Predix Columnar Store Service Overview
About Columnar Store
Predix Columnar Store is a data storage service based on Cassandra, a NoSQL database designed to handle large data workloads across multiple nodes with no single point of failure.
Cassandra has a peer-to-peer distributed system architecture where data is distributed among multiple homogeneous nodes organized into data centers, and clusters that contain one or more data centers. Data is replicated across nodes and data centers to protect against catastrophic loss and speed request processing. Any authenticated user can connect to any node in any data center to access data by using CQL (Cassandra Query Language, similar to SQL). Read and write requests can be sent to any node in a cluster, and the recipient node acts as a proxy between the client application and the nodes where the requested data are located. If a node or data center is down, data is retrieved from the nearest node, and changes are synched when the nonfunctional node or data center is restored.
Cassandra Infrastructure Components
- Node: Data is stored in nodes, which can be virtual or physical locations.
- Data center: A group of related nodes, either physical or virtual, in the same physical location. Replication is configured at this level, and data can be written to multiple data centers. Distinct workloads should be handled by separate data centers to keep requests close to each other and reduce data latency.
- Cluster: A group of one or more data centers that can be distributed across multiple physical locations.
- Commit log: Data is first written to this log for durability, and then written to disk when log memory is full. After all data is written to disk, logs can be archived, deleted, or recycled.
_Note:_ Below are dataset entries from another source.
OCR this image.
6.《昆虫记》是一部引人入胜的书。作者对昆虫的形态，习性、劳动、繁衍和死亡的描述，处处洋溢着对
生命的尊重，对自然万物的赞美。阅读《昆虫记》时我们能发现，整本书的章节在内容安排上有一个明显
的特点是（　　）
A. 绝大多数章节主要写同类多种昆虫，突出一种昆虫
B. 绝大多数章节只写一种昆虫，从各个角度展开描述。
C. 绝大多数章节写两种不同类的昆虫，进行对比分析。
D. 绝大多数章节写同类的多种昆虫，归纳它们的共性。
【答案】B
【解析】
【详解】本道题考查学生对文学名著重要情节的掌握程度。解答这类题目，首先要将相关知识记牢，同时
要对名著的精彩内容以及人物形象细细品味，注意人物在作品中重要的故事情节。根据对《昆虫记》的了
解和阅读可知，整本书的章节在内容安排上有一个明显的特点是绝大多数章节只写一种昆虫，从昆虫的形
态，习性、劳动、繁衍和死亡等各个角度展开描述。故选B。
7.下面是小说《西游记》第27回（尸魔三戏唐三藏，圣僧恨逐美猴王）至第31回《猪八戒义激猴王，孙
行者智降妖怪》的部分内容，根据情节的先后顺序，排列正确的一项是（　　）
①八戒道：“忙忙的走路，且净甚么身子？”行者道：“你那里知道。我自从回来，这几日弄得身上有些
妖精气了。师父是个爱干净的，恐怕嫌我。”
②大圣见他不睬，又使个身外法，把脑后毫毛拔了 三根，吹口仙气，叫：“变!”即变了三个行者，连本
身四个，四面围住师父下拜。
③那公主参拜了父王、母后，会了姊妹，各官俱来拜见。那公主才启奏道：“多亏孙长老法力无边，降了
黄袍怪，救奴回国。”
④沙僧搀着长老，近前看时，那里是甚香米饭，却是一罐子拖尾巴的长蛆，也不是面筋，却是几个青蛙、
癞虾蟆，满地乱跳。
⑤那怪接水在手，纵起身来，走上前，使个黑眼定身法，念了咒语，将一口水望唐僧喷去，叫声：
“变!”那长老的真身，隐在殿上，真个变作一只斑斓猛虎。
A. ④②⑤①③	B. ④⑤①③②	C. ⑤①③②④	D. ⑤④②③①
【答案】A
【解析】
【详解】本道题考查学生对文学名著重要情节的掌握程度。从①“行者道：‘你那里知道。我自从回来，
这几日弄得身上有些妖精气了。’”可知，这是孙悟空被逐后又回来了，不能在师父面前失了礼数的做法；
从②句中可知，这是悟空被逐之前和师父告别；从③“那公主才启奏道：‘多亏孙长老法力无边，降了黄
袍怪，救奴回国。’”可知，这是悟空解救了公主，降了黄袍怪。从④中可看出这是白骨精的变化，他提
- SSTable: A sorted string table file to which Cassandra writes data. These tables are append-only, stored to disk sequentially, and maintained for each Cassandra table.
- CQL Table: A collection of ordered columns that has a primary key and is fetched by table row.
Features and Benefits
Columnar Store provides you with all of the power and flexibility of Cassandra database within the Predix platform, with pre-built infrastructure and integration and easy provisioning.
- Decentralized: Masterless architecture means all nodes are equal, and there is no single point of failure. Data can be written to and read from all nodes and is automatically distributed among nodes. Hardware failures therefore do not impact your important data, and network bottlenecks are eliminated.
- Fault tolerant: Columnar Store distributes your data across multiple nodes and data centers to provide even more failover protection. When nodes fail, they can be easily restored or replaced, and the commit log design prevents data loss.
- Scalable: Easy provisioning means you quickly scale from three to n nodes as your needs evolve.
- Fully replicated: You can customize data replication by selecting a replication factor that meets your requirements.
About Cassandra
Columnar Store is based on Cassandra, a non relational database that offers benefits not found in traditional RDBMS products.
The changing data landscape of today's online applications has created a need for data storage technologies with low latency and massive scalability, continuous uptime, and global data distribution with the ability to read and write in any location. These key requirements, along with the desire to reduce software and operational costs, are the reasons behind the growing popularity of non relational database technologies
Cassandra differs from a more traditional relational database, such as PostgreSQL, in the following ways:
Relational Database | Cassandra |
---|---|
Supports moderate incoming data velocity | Supports high incoming data velocity |
Incoming data from one or few locations | Incoming data from many locations |
Designed to manage mostly structured data | Designed to manage all types of data |
Supports complex and nested transactions | Supports simple transactions |
Single point of failure with failover | No single point of failure with continuous uptime |
Handles moderate data volumes | Handles very high data volumes |
Centralized architecture and deployment | Decentralized architecture and deployment |
Most data written in a single location | Data written in many locations |
Read scalability support, with consistency sacrifices | Read and write scalability support |
Vertical scale-up deployment | Horizontal scale-out deployment |
- What volume of incoming data do you need to store?
- Do you anticipate that data volume will grow over time?
- What is the expected incoming data velocity?
- How many locations generate the data you need to store?
- Is your data structured or unstructured?
- What level of transaction complexity support do you need?
- How important are continuous uptime and data durability?
Columnar Store Architecture

Predix Columnar Store can exchange data with Cloud Foundry apps, and receive inputs from other Predix services. Cloud Foundry apps can send data to Columnar Store and other Predix services. External cloud instances of apps and services are blocked from access to Columnar Store or any other components of the Predix Data Services Virtual Private Cloud (VPC).